Welfare Kings

April 28, 1997|By CARL T. ROWAN

WASHINGTON -- We've all heard former President Ronald Reagan's stories of the "welfare queen" who drives around in a Cadillac and uses food stamps to buy gin and vodka and steaks.

But we haven't heard much about the ethanol subsidies given to farmers who grow corn, or the billions in government help for road repair and construction projects requested by individual lawmakers, or about a $1.4 billion Energy Department program to develop new technology for oil, coal and natural gas companies, or the $347 million in tax money that goes to help American food companies such as Mars, Dole and Sunkist advertise their exports.

That is starting to change. An unlikely coalition linking Republicans such as the budget-cutting Rep. John R. Kasich of Ohio with the likes of consumer advocate Ralph Nader has launched a campaign to end $11.5 billion in business subsidies.

Sen. John McCain, R-Ariz., and Sen. Edward M. Kennedy, D-Mass., are sponsoring a bill to create a Corporate Subsidy Reform Commission. Patterned after a panel that studied and recommended which military bases to close, the commission would target questionable programs and tax loopholes that should be reformed or ended.

"As a matter of simple fairness, Congress has an obligation to ensure that corporate interests share the burden of deficit reduction," Mr. McCain says. "This commission will give Congress an enormous, one-time opportunity to restore fairness, plug loopholes and end these programs once and for all."

"Corporate welfare"

No one is really sure just how much "corporate welfare" there is, because no one has a clear definition of just what it is. But estimates range all the way up to $150 billion a year, including special subsidies and tax breaks. According to the Cato Institute, a libertarian research center in Washington, the federal government spends about $60 billion a year on special subsidies to businesses and $30 billion on tax breaks for industries. A Congressional Budget Office study found more than 60 tax breaks written into law for specific businesses, 14 of which cost the Treasury more than $1 billion a year each.

While both Democrats and Republicans have backed reform, they come at it from different angles. The GOP generally wants to end government subsidies and loans to businesses; the Democrats want to target the tax breaks those businesses get.

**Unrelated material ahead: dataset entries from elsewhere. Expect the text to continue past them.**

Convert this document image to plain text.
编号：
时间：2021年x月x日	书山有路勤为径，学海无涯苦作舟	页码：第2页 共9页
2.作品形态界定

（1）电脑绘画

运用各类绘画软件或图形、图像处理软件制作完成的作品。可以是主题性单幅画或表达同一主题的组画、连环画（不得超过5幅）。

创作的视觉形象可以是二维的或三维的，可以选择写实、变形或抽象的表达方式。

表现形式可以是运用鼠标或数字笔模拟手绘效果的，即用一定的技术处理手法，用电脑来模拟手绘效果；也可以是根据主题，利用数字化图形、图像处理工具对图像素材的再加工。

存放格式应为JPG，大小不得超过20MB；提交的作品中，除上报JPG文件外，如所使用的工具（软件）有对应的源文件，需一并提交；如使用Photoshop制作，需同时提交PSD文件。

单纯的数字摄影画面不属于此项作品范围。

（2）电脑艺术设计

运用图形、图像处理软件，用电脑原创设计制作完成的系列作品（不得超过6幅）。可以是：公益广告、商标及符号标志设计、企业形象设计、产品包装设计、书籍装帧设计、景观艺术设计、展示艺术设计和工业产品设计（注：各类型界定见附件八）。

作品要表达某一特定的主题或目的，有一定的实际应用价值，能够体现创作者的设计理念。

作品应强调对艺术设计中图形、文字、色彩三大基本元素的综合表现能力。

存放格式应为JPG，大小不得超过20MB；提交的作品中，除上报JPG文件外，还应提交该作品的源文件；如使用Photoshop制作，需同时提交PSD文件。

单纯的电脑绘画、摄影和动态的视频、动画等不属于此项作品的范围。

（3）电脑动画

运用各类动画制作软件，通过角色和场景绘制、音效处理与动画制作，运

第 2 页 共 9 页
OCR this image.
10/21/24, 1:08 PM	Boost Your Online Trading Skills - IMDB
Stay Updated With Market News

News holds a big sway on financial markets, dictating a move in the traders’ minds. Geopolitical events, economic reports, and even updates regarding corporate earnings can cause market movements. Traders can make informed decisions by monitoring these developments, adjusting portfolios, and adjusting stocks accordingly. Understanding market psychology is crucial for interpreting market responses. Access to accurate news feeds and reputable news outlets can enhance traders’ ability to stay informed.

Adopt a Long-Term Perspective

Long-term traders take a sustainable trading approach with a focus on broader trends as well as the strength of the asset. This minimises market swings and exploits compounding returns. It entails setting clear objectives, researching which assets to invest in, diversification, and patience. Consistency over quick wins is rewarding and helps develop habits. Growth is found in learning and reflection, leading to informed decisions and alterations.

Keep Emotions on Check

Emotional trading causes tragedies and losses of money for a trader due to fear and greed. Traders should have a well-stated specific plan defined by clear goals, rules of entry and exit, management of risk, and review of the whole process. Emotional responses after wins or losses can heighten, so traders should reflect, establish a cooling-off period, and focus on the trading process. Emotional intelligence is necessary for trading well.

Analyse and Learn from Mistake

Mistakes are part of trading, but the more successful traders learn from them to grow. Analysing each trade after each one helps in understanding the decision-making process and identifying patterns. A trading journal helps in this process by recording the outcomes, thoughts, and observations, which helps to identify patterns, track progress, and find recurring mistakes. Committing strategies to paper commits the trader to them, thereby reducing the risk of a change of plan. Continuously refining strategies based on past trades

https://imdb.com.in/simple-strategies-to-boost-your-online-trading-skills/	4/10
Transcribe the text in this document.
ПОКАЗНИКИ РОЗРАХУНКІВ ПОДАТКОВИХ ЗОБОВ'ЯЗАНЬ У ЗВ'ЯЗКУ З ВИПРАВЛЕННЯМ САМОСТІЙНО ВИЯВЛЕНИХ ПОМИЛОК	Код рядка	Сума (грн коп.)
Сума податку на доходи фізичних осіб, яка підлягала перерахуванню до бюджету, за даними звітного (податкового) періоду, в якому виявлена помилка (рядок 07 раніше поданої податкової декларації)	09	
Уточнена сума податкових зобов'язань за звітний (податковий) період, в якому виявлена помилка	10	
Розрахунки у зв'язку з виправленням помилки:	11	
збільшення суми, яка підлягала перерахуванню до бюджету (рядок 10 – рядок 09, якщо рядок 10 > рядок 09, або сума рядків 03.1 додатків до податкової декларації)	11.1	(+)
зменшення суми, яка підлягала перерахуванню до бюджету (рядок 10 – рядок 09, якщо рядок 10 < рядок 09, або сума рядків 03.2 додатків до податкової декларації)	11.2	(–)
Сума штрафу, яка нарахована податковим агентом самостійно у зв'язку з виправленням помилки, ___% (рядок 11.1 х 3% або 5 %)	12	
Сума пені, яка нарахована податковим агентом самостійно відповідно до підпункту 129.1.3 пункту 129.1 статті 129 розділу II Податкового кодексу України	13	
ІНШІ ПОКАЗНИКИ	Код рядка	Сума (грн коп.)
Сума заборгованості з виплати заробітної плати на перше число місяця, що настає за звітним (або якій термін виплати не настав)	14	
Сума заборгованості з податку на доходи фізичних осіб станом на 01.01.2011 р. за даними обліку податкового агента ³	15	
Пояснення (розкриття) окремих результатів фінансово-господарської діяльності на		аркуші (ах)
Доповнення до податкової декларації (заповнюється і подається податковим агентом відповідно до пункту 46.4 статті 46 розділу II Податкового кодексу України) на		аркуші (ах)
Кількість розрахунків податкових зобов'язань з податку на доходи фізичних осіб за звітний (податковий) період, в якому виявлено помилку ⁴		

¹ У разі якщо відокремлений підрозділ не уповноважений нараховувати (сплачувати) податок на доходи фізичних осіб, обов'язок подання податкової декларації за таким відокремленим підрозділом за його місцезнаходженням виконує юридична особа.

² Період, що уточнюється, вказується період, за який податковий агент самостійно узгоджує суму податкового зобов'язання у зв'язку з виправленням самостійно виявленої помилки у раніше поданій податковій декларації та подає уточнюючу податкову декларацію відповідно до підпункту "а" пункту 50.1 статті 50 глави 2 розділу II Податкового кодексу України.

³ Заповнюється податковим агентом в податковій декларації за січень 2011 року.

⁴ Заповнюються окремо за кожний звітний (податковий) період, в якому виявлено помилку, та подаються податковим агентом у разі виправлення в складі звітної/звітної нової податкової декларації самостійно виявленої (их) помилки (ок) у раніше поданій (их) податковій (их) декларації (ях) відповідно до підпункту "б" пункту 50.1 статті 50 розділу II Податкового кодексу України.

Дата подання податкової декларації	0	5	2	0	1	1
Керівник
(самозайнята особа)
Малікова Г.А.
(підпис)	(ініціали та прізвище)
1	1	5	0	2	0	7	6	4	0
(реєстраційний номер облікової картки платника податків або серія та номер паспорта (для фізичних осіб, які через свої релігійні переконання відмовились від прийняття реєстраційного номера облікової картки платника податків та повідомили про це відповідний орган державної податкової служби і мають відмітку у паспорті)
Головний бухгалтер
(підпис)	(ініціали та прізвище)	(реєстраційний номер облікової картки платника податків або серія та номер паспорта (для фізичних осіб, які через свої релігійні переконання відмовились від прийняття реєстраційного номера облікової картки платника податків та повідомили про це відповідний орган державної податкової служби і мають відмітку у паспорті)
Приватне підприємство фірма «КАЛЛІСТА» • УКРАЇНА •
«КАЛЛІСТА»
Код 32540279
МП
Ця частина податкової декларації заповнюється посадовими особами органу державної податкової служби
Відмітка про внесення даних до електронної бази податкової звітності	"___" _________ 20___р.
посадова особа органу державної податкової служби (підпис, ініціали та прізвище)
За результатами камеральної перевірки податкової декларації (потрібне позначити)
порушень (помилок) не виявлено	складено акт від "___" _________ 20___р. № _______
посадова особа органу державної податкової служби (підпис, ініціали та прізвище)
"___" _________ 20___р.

Even with bipartisan support, change will not be easy. Many business leaders balk when someone suggests cutting subsidies to big corporations, even though they saw nothing wrong with revamping welfare and forcing millions of people into poverty.

"Dismantling or reducing these programs [which encourage overseas trade] would amount to unilateral disarmament in the battle for world markets," complains Edmund Rice, executive director of the Coalition for Employment through Exports.

It's too early to know if the corporate welfare reformers will get anywhere. But Ralph Nader was probably right when he predicted "a lot of sparks flying as a result of this effort."

Carl T. Rowan is a syndicated columnist.